When Halverson began investigating the purchase of the world’s largest pork producer, Smithfield Foods, by Shuanghui International Holdings, a company backed by China’s government, he couldn’t have envisioned how this 2014 merger of pig sales would lead to an eight-year journey through top secret emails, unlikely American farmlands, and the distant shores of Zambia. With an earth-shattering story like this, you’d expect sharp twists and unpredictable turns, and factual incongruities that pull us deeper into this narrative’s multiple rabbit holes. How then does Cowperthwaite’s return to documentary filmmaking struggle so much in laying out the complex threads in this critical story in a way that’s relatable enough to make an impact?

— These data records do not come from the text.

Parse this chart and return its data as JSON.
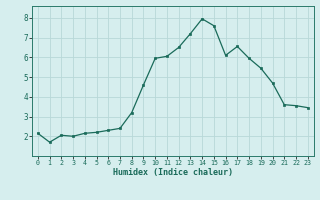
{
  "x": [
    0,
    1,
    2,
    3,
    4,
    5,
    6,
    7,
    8,
    9,
    10,
    11,
    12,
    13,
    14,
    15,
    16,
    17,
    18,
    19,
    20,
    21,
    22,
    23
  ],
  "y": [
    2.15,
    1.7,
    2.05,
    2.0,
    2.15,
    2.2,
    2.3,
    2.4,
    3.2,
    4.6,
    5.95,
    6.05,
    6.5,
    7.2,
    7.95,
    7.6,
    6.1,
    6.55,
    5.95,
    5.45,
    4.7,
    3.6,
    3.55,
    3.45
  ],
  "title": "",
  "xlabel": "Humidex (Indice chaleur)",
  "ylabel": "",
  "line_color": "#1a6b5a",
  "marker_color": "#1a6b5a",
  "bg_color": "#d6eeee",
  "grid_color": "#b8d8d8",
  "xlim": [
    -0.5,
    23.5
  ],
  "ylim": [
    1.0,
    8.6
  ],
  "yticks": [
    2,
    3,
    4,
    5,
    6,
    7,
    8
  ],
  "xticks": [
    0,
    1,
    2,
    3,
    4,
    5,
    6,
    7,
    8,
    9,
    10,
    11,
    12,
    13,
    14,
    15,
    16,
    17,
    18,
    19,
    20,
    21,
    22,
    23
  ]
}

The strain partly stems from Cowperthwaite giving the reins over to Halverson. He forms a crack team of journalists composed of Mallory Newman and Emma Schwartz. The trio begin interviewing leading figures in the intelligence communities, particularly retired generals and admirals, former CIA operatives, and past politicians, who can speak on the logic of countries now valuing water as highly as oil. Halverson knows the case inside and out. Almost too well, to the point that we become stuck parsing every conceivable angle of his reporting, especially the leads and false leads he encounters along the way.

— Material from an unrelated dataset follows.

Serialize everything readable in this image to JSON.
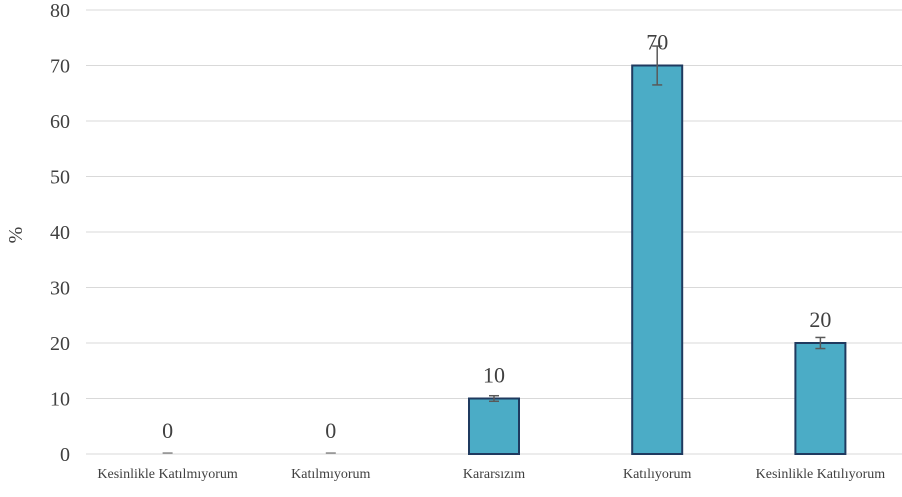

The documentary is easy enough to piece together until the trio begin talking about “the trove” (their codeword for a stash of evidence they just secured). It’s the kind of inside baseball language that doesn’t incite intrigue but puts the audience at a distance. The overwhelming minutiae needs a steady, clear-eyed handle on the material to provide tangible insight. Halverson is too far on the deep end to provide us with digestible storytelling, and Cowperthwaite, who spends the movie jumping in nonlinear fashion from one year to the next, is in no rush to make the larger picture easier to see.
Nevertheless, the trove, which we will refrain from revealing too much about, becomes a key element in “The Grab.” The cache of underhanded emails details the carving away of the world’s last arable land and, in the team’s eyes, offers direct paths to implicate the responsible parties. They indicate how China, worried about their population growth, is turning outside their borders for food and water. They offer reasons for Vladimir Putin, seeing an opportunity in global warming to erase his country’s frozen tundra to reveal greener pastures, has decided to import American cowboys to raise Russia’s next generation of cattle (a scene capturing Russians enjoying country and Western culture by watching bull riding is somehow both perplexing and haunting). And they show how America is also getting into the act by exporting farmland to desperate nations.

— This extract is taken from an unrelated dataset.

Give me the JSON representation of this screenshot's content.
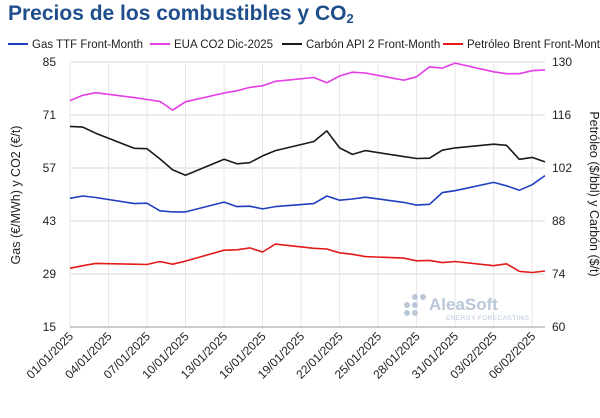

Water is becoming a geopolitical weapon and the trove confirms as much. Or so we’re told.
Because the trove giveth and it taketh away. The emails provide Halverson and his team with proof to back their research, while sending them in every direction but straight. Theories are thrown around, from a Hong Kong factory developing jetpacks to evacuate high-ranking executives from potential coups. Another theory presents Russia’s invasion of Ukraine as being motivated by a desire to control the country’s water supply, specifically by destroying a dam blocking a river from entering Crimea, which Russia invaded and annexed in 2014, to fuel the region’s agriculture.
Halverson, who is a sharp and diligent reporter, pushes in so close to the subject that he forgets to zoom out, with every clue being myopically picked apart through a narrow lens. That can happen when a journalist is in a story for too long: Every grain is a mountain. But it’s up to a director like Cowperthwaite to know what to mention and what not to include. Under the deluge of information, the real-world effects are only felt in spurts.
“The Grab” works best when the film bends down to the human level. Halverson meets with Holly Irwin, a resident of La Paz County, Arizona, where an industrial farm backed by Saudi Arabia has obliterated the groundwater to the point that local ranchers’ wells are running dry. In Zambia, the team meets with Brigadier “Brig” Siachitema, a local kid made good, who went to Georgetown to become a lawyer and has returned to his homeland to defend local villagers from white land grabbers who are once again devising methods to colonize Africa, this time for its water. One woman describes her entire village being kicked off their ancestral birthplace only to be given tents by the government. The incident happened seven years ago, and they’re still living in tents. She breaks down and cries, and for the first time, you can see the first-person toll such greedy, selfish land grabs have on the indigenous and oftentimes much poorer population.
If Cowperthwaite’s documentary paid greater attention to the people at the center of the agony, such as through a person like Brig, as Barbara Kopple with “Harlan County, USA,” we might feel more urgency and would connect the dots with greater regularity. Instead, the film forgets that sometimes a movie can be so dense it feels thin. And while the craft on display in “The Grab” shouldn’t be ignored — the compositions are sleek, the cagey score smears the facts with an eerie and unnerving bite, and the editing, mixed with the crisp visuals, carry us through the glut of data — the subsequent film is ultimately a bundle of figures splayed across a sluggish run time. What can we grab at? Just implications of this critical reporting.
Grade: C
“The Grab” premiered at the 2022 Toronto International Film Festival. It is currently seeking U.S. distribution.